A positive family history is now an established risk factor for breast cancer, but few studies have focused on the characteristics of breast cancer in FH+ women. We have done so because physicians can rarely study genetic patterns in clinical practice, and must therefore rely on patient-supplied FH reports despite their possible inaccuracy (Slattery and Kerber, 1993; Eerola et al, 2000). Furthermore, some tumours will develop in relatives after the patient has been examined.

We have only considered first- and second-degree relatives, the percentages of which were similar to those reported in other studies (Collaborative Group on Hormonal Factors in Breast Cancer, 2001). Our adjusted results suggest significant differences in FH+ tumours, which seem to be smaller, more often ER+, and more likely to be diagnosed at a younger age and at an asymptomatic stage. The published data are few and inconsistent, and usually not subject to multivariate analysis adjusted for age; in fact, only Kreiger about receptor status (Kreiger et al, 1991) and Swede about c-erbB2 (Swede et al, 2001) compared FH with clinical and pathological characteristics in a multivariate analysis adjusted for age as in this paper. Most have not found any significant difference in tumour size between FH+ and FH− patients (Fukutomi et al, 1993; Israeli et al, 1994; Tsuchiya et al, 1998; Russo et al, 2002), whereas Mohammed observed a trend (Mohammed et al, 1998) and Colditz reported a higher percentage of T1 in women FH+ (60%) vs FH− (54%) (Colditz et al, 1993). There were no significant differences in nodal involvement between our FH− and FH+ tumours. Some studies (Fukutomi et al, 1993; Mohammed et al, 1998) reported that FH+ patients were more likely to have tumours with fewer nodal metastasis, but others (Ruder et al, 1988; Israeli et al, 1994; Tsuchiya et al, 1998; Russo et al, 2002) found no significant difference.

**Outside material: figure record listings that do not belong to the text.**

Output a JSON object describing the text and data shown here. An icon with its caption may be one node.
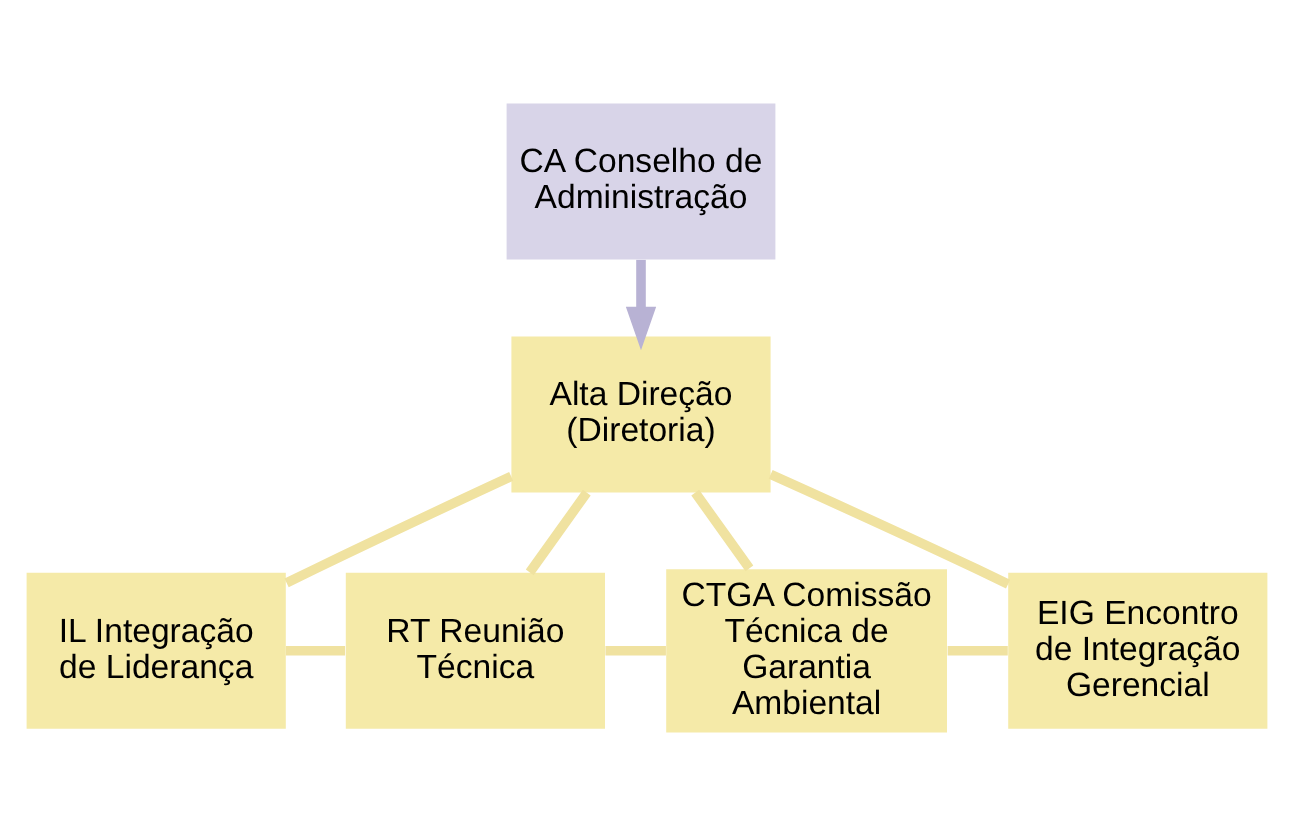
{
  "diagram": {
    "nodes": [
      {
        "text": [
          "CA Conselho de Administração"
        ]
      },
      {
        "text": [
          "Alta Direção (Diretoria)"
        ]
      },
      {
        "text": [
          "IL Integração de Liderança"
        ]
      },
      {
        "text": [
          "RT Reunião Técnica"
        ]
      },
      {
        "text": [
          "CTGA Comissão Técnica de Garantia Ambiental"
        ]
      },
      {
        "text": [
          "EIG Encontro de Integração Gerencial"
        ]
      }
    ],
    "edges": [
      {
        "from": 0,
        "to": 1,
        "arrow": "to",
        "color": "#b8b2d4"
      },
      {
        "from": 1,
        "to": 2,
        "arrow": "none"
      },
      {
        "from": 1,
        "to": 3,
        "arrow": "none"
      },
      {
        "from": 1,
        "to": 4,
        "arrow": "none"
      },
      {
        "from": 1,
        "to": 5,
        "arrow": "none"
      },
      {
        "from": 2,
        "to": 3,
        "arrow": "none"
      },
      {
        "from": 3,
        "to": 4,
        "arrow": "none"
      },
      {
        "from": 4,
        "to": 5,
        "arrow": "none"
      }
    ]
  }
}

Our univariate and multivariate analyses showed that FH+ tumours are more likely to be ER+, but there were no statistically significant differences in PgR, Ki-67 or grading. Some studies found that FH+ tumours are more likely to be ER− and PgR− (Kreiger et al, 1991; Huang et al, 2000), have a higher proliferation rate (Marcus et al, 1994) and higher grading (Mohammed et al, 1998), but none of the others found any differences (Fukutomi et al, 1993; Israeli et al, 1994; Tsuchiya et al, 1998; Russo et al, 2002).

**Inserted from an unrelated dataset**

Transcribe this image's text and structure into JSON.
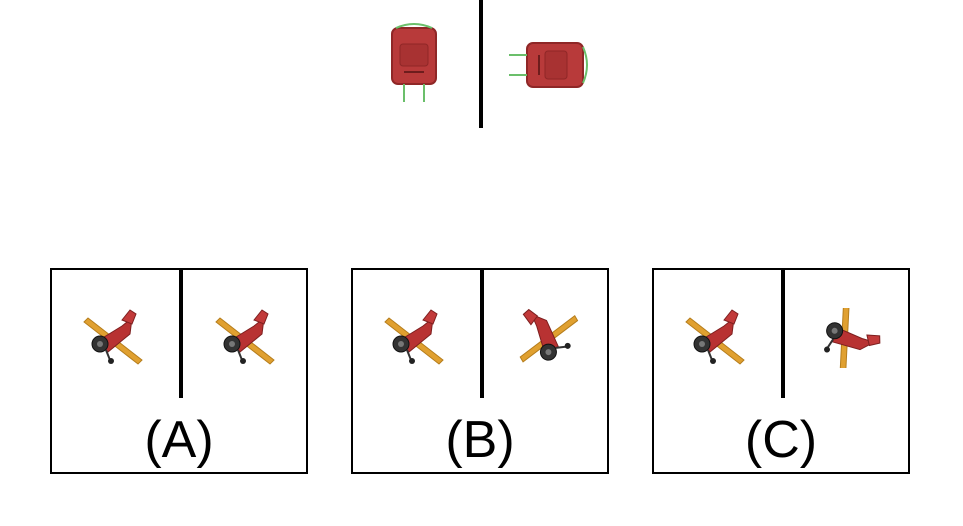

In agreement with others (Fukutomi et al, 1993; Swede et al, 2001), we did not find any differences in relation to the more recent c-erbB2 marker.

Our FH+ tumours were more frequently diagnosed in an asymptomatic phase than the FH− tumours. This is probably due to the greater sensitisation induced by having one or more affected relatives, which encourages asymptomatic women to undergo diagnostic investigations; our data are similar to those of others (Colditz et al, 1993; Murabito et al, 2001) who have observed that FH+ women undergo more mammographies.

Our FH+ patients were younger at diagnosis, which confirms some previous data (Israeli et al, 1994), but not others (McCredie et al, 1997; Tsuchiya et al, 1998; Russo et al, 2002).

In conclusion, FH+ seems to be associated with an asymptomatic diagnosis (and therefore smaller and ER+ tumours), possibly because of the more intensive use of mammography or differences in biological behaviour. FH+ patients are younger, although it is not clear as to whether this reflects a truly earlier disease onset or an earlier diagnosis due to the more intensive use of mammography.